En el mundo actual, en el que estamos más conectados que nunca, asistimos a una propagación de comportamientos «universales» cada vez mayor.
A popularizar estas tendencias, como es obvio, ha ayudado disponer de múltiples canales desde donde somos bombardeados insistentemente con patrones de comportamiento a imitar.
La mayoría de estos patrones pueden parecer a simple vista inocuos, infantiles y sin excesivo impacto en nuestra vida, pero muchos de ellos impregnan nuestra conducta con mecanismos asociados a un determinado rol y una determinada forma de pensar.
La cultura de la hipérbole
Quizá uno de los más importantes que he podido percibir: tanto por su rápida progresión como por el evidente impacto en la gran mayoría de nosotros, es lo que he llamado la cultura de la hipérbole.

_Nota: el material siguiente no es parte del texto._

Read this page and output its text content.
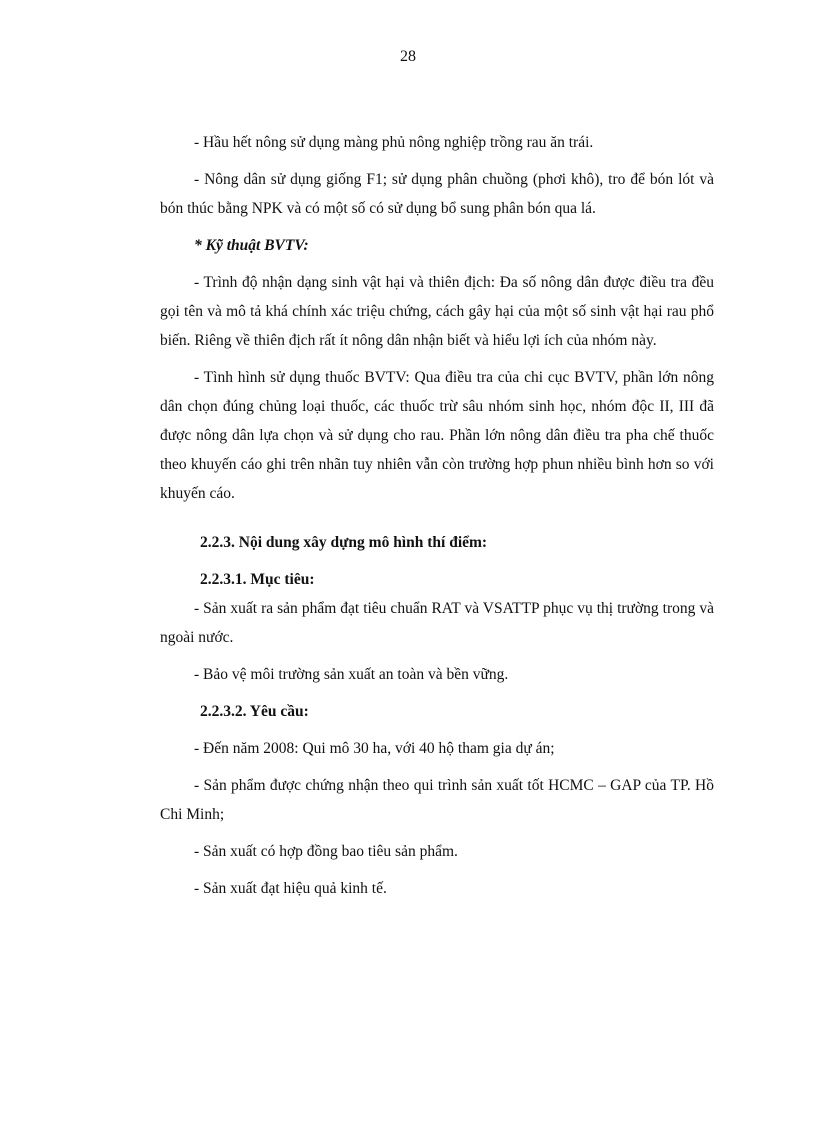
28

- Hầu hết nông sử dụng màng phủ nông nghiệp trồng rau ăn trái.

- Nông dân sử dụng giống F1; sử dụng phân chuồng (phơi khô), tro để bón lót và bón thúc bằng NPK và có một số có sử dụng bổ sung phân bón qua lá.

* Kỹ thuật BVTV:

- Trình độ nhận dạng sinh vật hại và thiên địch: Đa số nông dân được điều tra đều gọi tên và mô tả khá chính xác triệu chứng, cách gây hại của một số sinh vật hại rau phổ biến. Riêng về thiên địch rất ít nông dân nhận biết và hiểu lợi ích của nhóm này.

- Tình hình sử dụng thuốc BVTV: Qua điều tra của chi cục BVTV, phần lớn nông dân chọn đúng chủng loại thuốc, các thuốc trừ sâu nhóm sinh học, nhóm độc II, III đã được nông dân lựa chọn và sử dụng cho rau. Phần lớn nông dân điều tra pha chế thuốc theo khuyến cáo ghi trên nhãn tuy nhiên vẫn còn trường hợp phun nhiều bình hơn so với khuyến cáo.

2.2.3. Nội dung xây dựng mô hình thí điểm:

2.2.3.1. Mục tiêu:

- Sản xuất ra sản phẩm đạt tiêu chuẩn RAT và VSATTP phục vụ thị trường trong và ngoài nước.

- Bảo vệ môi trường sản xuất an toàn và bền vững.

2.2.3.2. Yêu cầu:

- Đến năm 2008: Qui mô 30 ha, với 40 hộ tham gia dự án;

- Sản phẩm được chứng nhận theo qui trình sản xuất tốt HCMC – GAP của TP. Hồ Chi Minh;

- Sản xuất có hợp đồng bao tiêu sản phẩm.

- Sản xuất đạt hiệu quả kinh tế.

Nuestra naturaleza nos empuja a observar todo desde un prisma egocéntrico: entendemos nuestro entorno desde nuestra perspectiva. Eso nos convierte en actores principales de nuestro relato y ahí es donde se cuela esta nueva forma de entender ese relato: la necesidad de convertirlo en antológico.

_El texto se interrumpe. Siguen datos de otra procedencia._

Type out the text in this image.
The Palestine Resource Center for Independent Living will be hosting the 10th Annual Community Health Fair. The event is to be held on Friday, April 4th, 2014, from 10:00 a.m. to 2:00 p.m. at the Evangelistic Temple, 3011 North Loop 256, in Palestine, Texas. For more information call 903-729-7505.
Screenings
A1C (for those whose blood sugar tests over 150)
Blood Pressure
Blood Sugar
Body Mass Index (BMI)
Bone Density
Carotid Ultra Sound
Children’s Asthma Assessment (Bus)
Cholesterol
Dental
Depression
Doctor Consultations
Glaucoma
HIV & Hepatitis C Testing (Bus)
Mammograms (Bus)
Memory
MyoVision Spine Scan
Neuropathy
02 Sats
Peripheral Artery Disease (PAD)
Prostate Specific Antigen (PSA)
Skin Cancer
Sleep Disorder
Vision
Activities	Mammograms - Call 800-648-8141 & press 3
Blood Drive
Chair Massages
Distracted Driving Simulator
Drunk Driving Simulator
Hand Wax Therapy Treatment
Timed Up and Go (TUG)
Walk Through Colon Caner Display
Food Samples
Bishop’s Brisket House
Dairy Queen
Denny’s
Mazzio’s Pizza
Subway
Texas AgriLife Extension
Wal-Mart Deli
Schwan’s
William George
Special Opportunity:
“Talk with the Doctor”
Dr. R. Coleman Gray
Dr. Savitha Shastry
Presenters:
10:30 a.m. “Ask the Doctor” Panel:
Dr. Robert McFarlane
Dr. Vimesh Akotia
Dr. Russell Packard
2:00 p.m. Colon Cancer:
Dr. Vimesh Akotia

Hoy más que nunca somos personajes públicos: tengamos 2 o 2 millones de seguidores en redes sociales, la inmensa mayoría proyectamos nuestras vidas (la parte que nos interesa) hacía el resto de nuestra red social. En esa construcción de una historia protagonizada por nosotros mismos no caben medias tintas, ya no se conciben historias mediocres porque esas historias hace ya mucho tiempo que dejaron de vender.
En la sociedad hiperbólica el «me gusta» es la moneda corriente y no se consigue trabajando más, sino impactando mejor.
Si todo es histórico, nada es histórico
En ese afán por alcanzar siempre una cima más alta que la anterior se termina llegando a la paradoja de normalizar lo extraordinario: lo alternativo es lo mainstream.
Si todos vivimos momentos históricos, si cada día se alcanza un hito para el recuerdo, en realidad nada lo es ya.
Es una carrera ciega a ninguna parte y llegará el momento en el que no podamos seguir corriendo.
Además, toda historia exige su parte de fracaso, su realidad dura, para poner en valor el éxito si se consigue, y en esto a cultura de la hipérbole ha jugado sus cartas manipulando también ese elemento. Todos los que hoy alcanzan el techo legendario de sus vidas, lo han hecho tras esfuerzos excepcionales.
El relato exige su cuota de sacrificio y la hipérbole no se da solo al alcanzar la cima, sino al valorar también el ascenso a la misma.
El castillo es de cartón piedra
Las consecuencias de construir un relato vital basado exclusivamente en exageraciones las vamos viendo cada día más, tanto en nuestra generación como en las siguientes.
Silenciosamente hemos ido desensibilizando a nuestras mentes ante el impacto de lo diferencial y llegado el momento, nada nos resulta atractivo, nada nos parece diferente.
Si el ser humano se caracteriza por algo es por su curiosidad. La curiosidad es la fuente de la mayoría de nuestros logros, tanto como sociedad, como individualmente. Si eliminamos la curiosidad, o más bien la exprimimos hasta agotarla, perdemos gran parte de nuestro interés vital y eso nos terminará pasando factura tarde o temprano.
En parte es como si estuviéramos sustityendo la curiosidad por la necesidad de ser: ahora resultan menos interesantes las historias de los demás, porque por encima de ellas está la nuestra, que es más importante, más increíble.
En definitiva, seguimos en esa caída libre que nos aleja de la empatía y nos sume en el desierto del individualismo: más conectados que nunca, más solos que nunca.
Las historias también pueden ser normales
Como todo movimiento cultural y social, llegará el momento del retorno. La sociedad y el individuo caminarán en la dirección contraria y veremos cómo muchos se apresuran a subirse al barco de la normalidad.
La hipérbole dejará paso a lo cotidiano y se nos venderá, porque de eso trata todo, que las mejores vidas son las normales porque encierran la esencia del ser humano corriente.
Hoy no somos distintos a hace 2000 años, simplemente nos damos la chapa más a menudo y entre más personas.
Regresaremos, quiero creer, a una visión más colectiva de la sociedad. En algún momento el individualismo dejará de ser atractivo y los beneficios de trabajar verdaderamente en sociedad sobresaldrán al afán de protagonismo.
Mientras tanto, saber surfear las olas de las tendencias es lo que nos va a mantener medianamente cuerdos.